Perceptions of stagflation are fuzzy. Are they short, painful spells or periods of enduring financial suffering? And are Canadians at risk of being affected?
“In a lot of popular coverage, stagflation is understood as a rather short period of six to twelve months of high inflation and soft growth,” notes Derek Holt, Vice-president and Head of capital markets economics at Scotia Bank,“ In fact, it is a protracted period, typically two to five years, of high inflation accompanied by little growth or none at all.” One decisive feature, the economist highlights, is that “it can fundamentally change behaviour.”
“Usually, prices rise when an economy is accelerating,” comments Anil Passi, Director of global corporates at DBRS Morningstar, “In such an environment, inflation is not necessarily bad, as central banks can tackle it without large chances of creating a recession with slight interest rate increases. But with GDP flat, or even declining, rate rises will hurt an economy even more. It’s a very undesirable situation.”
Eurospecific Doldrums
Europe is flirting with conditions that suggest stagflation. “It’s clear that the possibility of stagflation is much higher in Europe, where the situation resembles what we had in the 1970s with energy prices increasing rapidly,” says Philippe Goulet-Coulombe, economy professor at the ESG of Université du Québec à Montréal who was participating at an economic forum in Europe at the time of our exchange, “An extreme case is Germany, where the producer price index has exploded in a way never seen before.” The situation is somewhat similar in many other Eurozone countries, though less critical than in Germany, he says.

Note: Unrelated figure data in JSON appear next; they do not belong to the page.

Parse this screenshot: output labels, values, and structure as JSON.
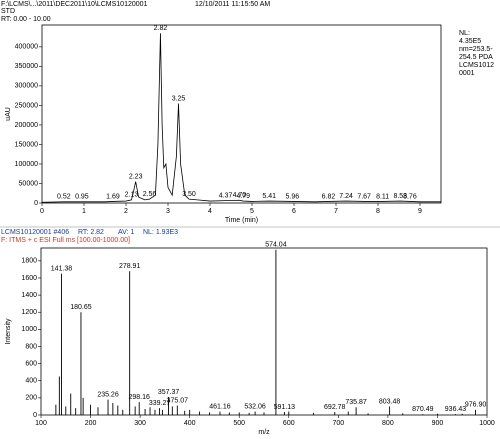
{
  "header": {
    "file": "F:\\LCMS\\...\\2011\\DEC2011\\10\\LCMS10120001",
    "date": "12/10/2011 11:15:50 AM",
    "sample": "STD",
    "range": "RT: 0.00 - 10.00",
    "nl_info": [
      "NL:",
      "4.35E5",
      "nm=253.5-",
      "254.5 PDA",
      "LCMS1012",
      "0001"
    ]
  },
  "spectrum_header": {
    "scan": "LCMS10120001 #406",
    "rt": "RT: 2.82",
    "av": "AV: 1",
    "nl": "NL: 1.93E3",
    "filter": "F:  ITMS + c ESI Full ms [100.00-1000.00]"
  },
  "chart_data": [
    {
      "type": "line",
      "x_label": "Time (min)",
      "y_label": "uAU",
      "color": "#000000",
      "x": [
        0,
        0.52,
        0.95,
        1.5,
        1.69,
        2.0,
        2.13,
        2.18,
        2.23,
        2.3,
        2.45,
        2.56,
        2.7,
        2.76,
        2.82,
        2.86,
        2.9,
        2.95,
        3.0,
        3.1,
        3.2,
        3.25,
        3.3,
        3.4,
        3.5,
        3.7,
        4.0,
        4.37,
        4.7,
        4.79,
        5.0,
        5.41,
        5.96,
        6.5,
        6.82,
        7.24,
        7.67,
        8.11,
        8.53,
        8.76,
        9.0,
        9.5
      ],
      "values": [
        2000,
        3000,
        3000,
        3000,
        4000,
        5000,
        8000,
        30000,
        55000,
        15000,
        8000,
        10000,
        20000,
        150000,
        435000,
        200000,
        90000,
        100000,
        40000,
        20000,
        120000,
        255000,
        100000,
        20000,
        10000,
        8000,
        5000,
        6000,
        7000,
        5000,
        4000,
        5000,
        4000,
        3000,
        4000,
        5000,
        4000,
        4000,
        5000,
        4000,
        3000,
        3000
      ],
      "peaks": [
        {
          "value": 0.52,
          "label": "0.52"
        },
        {
          "value": 0.95,
          "label": "0.95"
        },
        {
          "value": 1.69,
          "label": "1.69"
        },
        {
          "value": 2.13,
          "label": "2.13"
        },
        {
          "value": 2.23,
          "label": "2.23"
        },
        {
          "value": 2.56,
          "label": "2.56"
        },
        {
          "value": 2.82,
          "label": "2.82"
        },
        {
          "value": 3.25,
          "label": "3.25"
        },
        {
          "value": 3.5,
          "label": "3.50"
        },
        {
          "value": 4.37,
          "label": "4.37"
        },
        {
          "value": 4.7,
          "label": "4.70"
        },
        {
          "value": 4.79,
          "label": "4.79"
        },
        {
          "value": 5.41,
          "label": "5.41"
        },
        {
          "value": 5.96,
          "label": "5.96"
        },
        {
          "value": 6.82,
          "label": "6.82"
        },
        {
          "value": 7.24,
          "label": "7.24"
        },
        {
          "value": 7.67,
          "label": "7.67"
        },
        {
          "value": 8.11,
          "label": "8.11"
        },
        {
          "value": 8.53,
          "label": "8.53"
        },
        {
          "value": 8.76,
          "label": "8.76"
        }
      ],
      "xlim": [
        0,
        9.5
      ],
      "xticks": [
        0,
        1,
        2,
        3,
        4,
        5,
        6,
        7,
        8,
        9
      ],
      "ylim": [
        0,
        456000
      ],
      "yticks": [
        0,
        50000,
        100000,
        150000,
        200000,
        250000,
        300000,
        350000,
        400000
      ]
    },
    {
      "type": "bar",
      "x_label": "m/z",
      "y_label": "Intensity",
      "color": "#000000",
      "x": [
        130,
        137,
        141.38,
        150,
        160,
        170,
        180.65,
        185,
        200,
        215,
        235.26,
        245,
        255,
        265,
        278.91,
        290,
        298.16,
        310,
        320,
        330,
        339.27,
        345,
        357.37,
        365,
        375.07,
        390,
        400,
        420,
        440,
        461.16,
        480,
        500,
        520,
        532.06,
        550,
        574.04,
        591.13,
        600,
        650,
        692.78,
        720,
        735.87,
        760,
        803.48,
        830,
        870.49,
        900,
        936.43,
        950,
        976.9
      ],
      "values": [
        120,
        450,
        1650,
        100,
        250,
        80,
        1200,
        200,
        120,
        90,
        180,
        140,
        110,
        60,
        1680,
        100,
        150,
        70,
        90,
        60,
        80,
        60,
        210,
        100,
        110,
        50,
        60,
        40,
        30,
        40,
        30,
        30,
        25,
        40,
        30,
        1930,
        35,
        40,
        25,
        35,
        40,
        90,
        20,
        100,
        20,
        10,
        15,
        10,
        15,
        60
      ],
      "x_labels": [
        null,
        null,
        "141.38",
        null,
        null,
        null,
        "180.65",
        null,
        null,
        null,
        "235.26",
        null,
        null,
        null,
        "278.91",
        null,
        "298.16",
        null,
        null,
        null,
        "339.27",
        null,
        "357.37",
        null,
        "375.07",
        null,
        null,
        null,
        null,
        "461.16",
        null,
        null,
        null,
        "532.06",
        null,
        "574.04",
        "591.13",
        null,
        null,
        "692.78",
        null,
        "735.87",
        null,
        "803.48",
        null,
        "870.49",
        null,
        "936.43",
        null,
        "976.90"
      ],
      "xlim": [
        100,
        1000
      ],
      "xticks": [
        100,
        200,
        300,
        400,
        500,
        600,
        700,
        800,
        900,
        1000
      ],
      "ylim": [
        0,
        1950
      ],
      "yticks": [
        0,
        200,
        400,
        600,
        800,
        1000,
        1200,
        1400,
        1600,
        1800
      ]
    }
  ]
}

Of course, the main culprit is the Ukrainian war which is creating havoc not only with gas prices but with the price of countless other goods and commodities. “We also observe a hike in unemployment, whilst it is rather improbable in the U.S. and Canada,” notes Goulet-Coulombe, “But with present conditions, it is not surprising that GDP is slowing down and might even fall into recession.”
“European countries will probably be growth laggards compared to the U.S. and Canada,” Holt agrees, “We’re at the optimistic end of the reading. We don’t think that a recession or stagflation is coming here.”
North American Shield
Passi and Goulet-Coulombe both agree with Holt. “Canada is the agriculture, the resources, the energy of the world, Passi highlights, and Europe wants grains, metals and gas, which means more economic output for our sectors.”
According to StatCan, exports rose by 6.3% last March, “with energy products contributing more than half of the increase. Exports of energy products rose 12.8% to a record $17.9 billion in March. (…) Exports of metal ores and non-metallic minerals increased in March by 19.4% to a record $2.9 billion. Following a 30.1% gain in February, exports of potash (+22.5%) contributed the most to the increase in March.”
Sturdy Neighbour
As Holt points out, “if the U.S. avoids stagflation and a recession, Canada usually does also. The U.S. is a commodity importer, and we are benefiting from high prices there, largely compensating for the effects of inflation. We are importing a positive income shock.”
Holt aligns many numbers that indicate the relative invulnerability of the U.S. economy to European counterparts: inventories are still quite lean. And on the American front, “I don’t see inventory imbalances as we saw in previous events,” he comments, “corporate interest coverage is high, household finance is solid with the U.S. having one of the smallest shares of debt service to revenue, high home equity and strong job markets. Harsher economic conditions could deteriorate those numbers, but we must consider “that we are starting from record highs,” he corrects.
Housing Cash Hedge
In Canada, conditions are not quite as sturdy, but they remain healthy nevertheless. Households have strong cash positions, Holt says, the job situation is strong, the debt burden service has declined during the pandemic, and home equity is solid – though we could see small declines. Passi doesn’t exclude a sharp setback in the housing market. If something like that happened, “it could offset some or all of the benefits of the rise in the resource sectors,” he points out.
All in all, stagflation is still far from our shores. “To have something that would resemble the 1970s, says Goulet-Coulombe, we would need to have, along with inflation, a lot of people out of work, but we are still in a situation of job shortage. We would need other important shocks to dive into stagflation.” But those shocks, for the time being, are nowhere on the horizon.
The final word belongs to Holt: “At this point, what we witness is more fear of stagflation than the phenomenon itself.”